Nós, que desejamos nos expressar apropriadamente, esquecemos às vezes isto, dando assim, a impressão de afirmação própria, quando estamos meramente tentando expressar o poder do amor Crístico?
Talvez a palavra melhor que podemos usar é “compaixão”, nas ocasiões quando Cristo Jesus se dedicou para curar os doentes ou enfermos e os sofredores, quando Ele derramou o poder do Seu amor, Ele “tinha compaixão deles” (ou seja: Ele sentia a união entre o sentimento de empatia pela dor do outro e a vontade ativa de ajudar a diminuir esse sofrimento).
E depois esta outra palavra: abnegação. E aqui queremos dizer: a renúncia voluntária e completa dos nossos próprios interesses, desejos ou nossas vontades em favor de outra pessoa. É o oposto exato do egoísmo, pois representa uma forma profunda de altruísmo e desprendimento pessoal.
Não, não é fácil esquecer-se completamente de si mesmo (que é a prática da abnegação). Gostamo-nos de se sentir virtuosos, tirar pouco mérito pelo que fazemos.
Bem, podemos de bom grado entendê-lo, desde que nós somos ainda humanos. Mas, precisamos eventualmente elevar-nos acima mesmo disso até o ponto aonde o nosso serviço é prestado, sem pensarmos conscientemente em nós, sem mesmo o sentimento que estamos fazendo “algo bom”.
Quando vimos que tem algo que ser feito, fazemo-lo! É quase uma tragédia que o esquecimento próprio é confundível tão frequentemente com “desinteresse”. Desinteresse é bom, muito bom – mas tantas vezes participa do sentimento de sacrifício próprio ou glorificação de si mesmo – não é mesmo?
Nós todos já sofremos nas mãos de pessoas realmente boas que se tornaram tão agressivamente desinteressadas ou considerarmo-las tão “interessadamente desinteressadas”, boas pessoas que talvez ainda não se elevaram até o ponto onde possa esquecer-se de si mesmo nas suas boas ações.

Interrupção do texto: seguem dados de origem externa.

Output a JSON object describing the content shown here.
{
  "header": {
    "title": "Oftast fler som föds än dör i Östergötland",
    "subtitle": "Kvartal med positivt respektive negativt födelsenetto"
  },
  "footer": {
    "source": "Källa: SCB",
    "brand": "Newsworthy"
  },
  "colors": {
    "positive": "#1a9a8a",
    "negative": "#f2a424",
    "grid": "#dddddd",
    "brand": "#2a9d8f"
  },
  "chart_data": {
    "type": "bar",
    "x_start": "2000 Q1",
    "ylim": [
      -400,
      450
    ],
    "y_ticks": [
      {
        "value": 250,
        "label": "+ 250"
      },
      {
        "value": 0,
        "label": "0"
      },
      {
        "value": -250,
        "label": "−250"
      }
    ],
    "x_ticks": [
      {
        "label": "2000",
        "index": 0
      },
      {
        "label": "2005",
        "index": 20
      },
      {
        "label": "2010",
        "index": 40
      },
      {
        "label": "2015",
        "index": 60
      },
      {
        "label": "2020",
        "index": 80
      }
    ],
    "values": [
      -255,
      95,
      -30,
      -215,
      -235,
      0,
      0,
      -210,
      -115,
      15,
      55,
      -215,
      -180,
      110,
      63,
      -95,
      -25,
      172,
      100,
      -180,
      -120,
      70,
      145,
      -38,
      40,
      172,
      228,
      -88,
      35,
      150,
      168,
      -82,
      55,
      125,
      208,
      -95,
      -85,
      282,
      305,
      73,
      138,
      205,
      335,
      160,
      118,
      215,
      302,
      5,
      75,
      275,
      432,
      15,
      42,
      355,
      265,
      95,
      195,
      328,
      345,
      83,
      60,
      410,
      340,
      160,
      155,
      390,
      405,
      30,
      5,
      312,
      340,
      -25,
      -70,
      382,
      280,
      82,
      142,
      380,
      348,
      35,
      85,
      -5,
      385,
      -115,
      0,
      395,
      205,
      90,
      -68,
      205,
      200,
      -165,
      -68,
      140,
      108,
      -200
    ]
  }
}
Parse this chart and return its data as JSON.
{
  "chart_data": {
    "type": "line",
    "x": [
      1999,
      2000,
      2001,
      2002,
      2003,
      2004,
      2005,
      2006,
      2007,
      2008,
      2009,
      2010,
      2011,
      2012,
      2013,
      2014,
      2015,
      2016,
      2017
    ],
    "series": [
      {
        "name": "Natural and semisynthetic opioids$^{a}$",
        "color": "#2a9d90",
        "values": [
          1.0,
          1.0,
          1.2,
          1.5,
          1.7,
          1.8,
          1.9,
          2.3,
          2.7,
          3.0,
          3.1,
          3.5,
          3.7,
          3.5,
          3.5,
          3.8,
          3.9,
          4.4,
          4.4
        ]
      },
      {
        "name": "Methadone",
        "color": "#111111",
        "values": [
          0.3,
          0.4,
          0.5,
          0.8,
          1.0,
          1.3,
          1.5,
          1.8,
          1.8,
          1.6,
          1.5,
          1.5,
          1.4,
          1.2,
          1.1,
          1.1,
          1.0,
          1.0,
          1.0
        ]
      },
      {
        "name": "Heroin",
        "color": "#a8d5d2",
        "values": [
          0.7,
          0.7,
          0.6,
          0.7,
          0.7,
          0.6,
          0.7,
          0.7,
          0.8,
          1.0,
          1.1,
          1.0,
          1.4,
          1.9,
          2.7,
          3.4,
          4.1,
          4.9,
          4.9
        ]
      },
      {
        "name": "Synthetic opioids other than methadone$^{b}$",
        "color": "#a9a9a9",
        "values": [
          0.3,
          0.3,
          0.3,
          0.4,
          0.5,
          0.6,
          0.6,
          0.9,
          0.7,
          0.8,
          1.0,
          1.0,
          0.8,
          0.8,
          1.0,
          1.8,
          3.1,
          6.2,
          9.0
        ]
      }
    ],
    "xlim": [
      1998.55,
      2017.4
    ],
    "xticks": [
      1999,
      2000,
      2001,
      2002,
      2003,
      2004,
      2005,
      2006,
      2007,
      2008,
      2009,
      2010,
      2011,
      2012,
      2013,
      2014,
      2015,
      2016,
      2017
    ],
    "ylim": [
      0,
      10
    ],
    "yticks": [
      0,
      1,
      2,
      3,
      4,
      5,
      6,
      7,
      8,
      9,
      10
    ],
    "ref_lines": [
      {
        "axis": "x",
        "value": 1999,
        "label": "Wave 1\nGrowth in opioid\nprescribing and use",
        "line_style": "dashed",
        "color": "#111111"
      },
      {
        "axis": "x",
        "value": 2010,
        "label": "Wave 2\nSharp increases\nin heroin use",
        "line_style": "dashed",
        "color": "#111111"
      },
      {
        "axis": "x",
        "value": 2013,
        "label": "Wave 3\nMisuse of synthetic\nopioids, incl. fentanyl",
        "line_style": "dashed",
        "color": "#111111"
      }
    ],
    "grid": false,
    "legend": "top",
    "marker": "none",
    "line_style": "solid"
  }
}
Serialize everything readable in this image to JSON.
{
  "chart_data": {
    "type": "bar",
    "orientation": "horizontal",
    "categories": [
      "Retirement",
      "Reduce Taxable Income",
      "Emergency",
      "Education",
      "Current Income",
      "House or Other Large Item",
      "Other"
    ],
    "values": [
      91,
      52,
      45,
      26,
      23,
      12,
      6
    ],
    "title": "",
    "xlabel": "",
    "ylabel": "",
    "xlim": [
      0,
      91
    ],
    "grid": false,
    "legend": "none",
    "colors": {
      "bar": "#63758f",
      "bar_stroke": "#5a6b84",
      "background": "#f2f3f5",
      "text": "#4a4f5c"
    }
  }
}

Sejamos pacientes com elas; elas têm as melhores intenções e, não há dúvida, elas fazem um total considerável de benefícios. Todavia, se nós colocamos os nossos pés no “mais curto, mais seguro e mais agradável caminho que nos conduz a Deus” precisamos caminhar mais um pouco, mais alto e nos esforçar para se esquecer de nós mesmo totalmente no nosso servir.
Reconhecemos que a Oração, a oficiação dos Rituais dos Serviços Devocionais Rosacruzes e a prática dos Exercícios Esotéricos Rosacruzes são todos extremamente valiosos, mas também reconhecemos que por si mesmos não são suficientes sem o “serviço amoroso esquecendo-se de si próprio”. E nunca esquecemos que por ser o “amoroso e desinteressado (portanto, o mais anônimo possível), ao irmão e à irmã ao nosso lado, focando na Divina Essência oculta em cada um de nós, que é a base da Fraternidade, o caminho mais curto e mais seguro que nos conduz a Deus, contudo, ao mesmo tempo seja lembrado a nosso encorajamento também, que é o caminho “mais agradável” que nos leva diretamente à Deus.
Oxalá aprendamos segui-lo mais amorosamente, mais desinteressadamente e, sobretudo, mais alegremente! Afinal, o “único fracasso é deixar de tentar”.
(Publicado na Revista ‘Serviço Rosacruz’ – maio/1982 – Fraternidade Rosacruz – SP)
[1] N.R.: In Memoriam A.H.H. é um longo poema escrito pelo poeta inglês Alfred Tennyson, terminado em 1849. Escrito ao longo de 17 anos, é considerado como um reflexo da sociedade vitoriana da época, discutindo muitos dos temas polêmicos da altura, que começavam então a ser questionados. Trata-se da obra em que Tennyson atinge o auge da musicalidade dos seus versos, e em que a sua experiência poética se completa, sendo considerada uma das grandes obras poéticas da Grã-Bretanha do século XIX.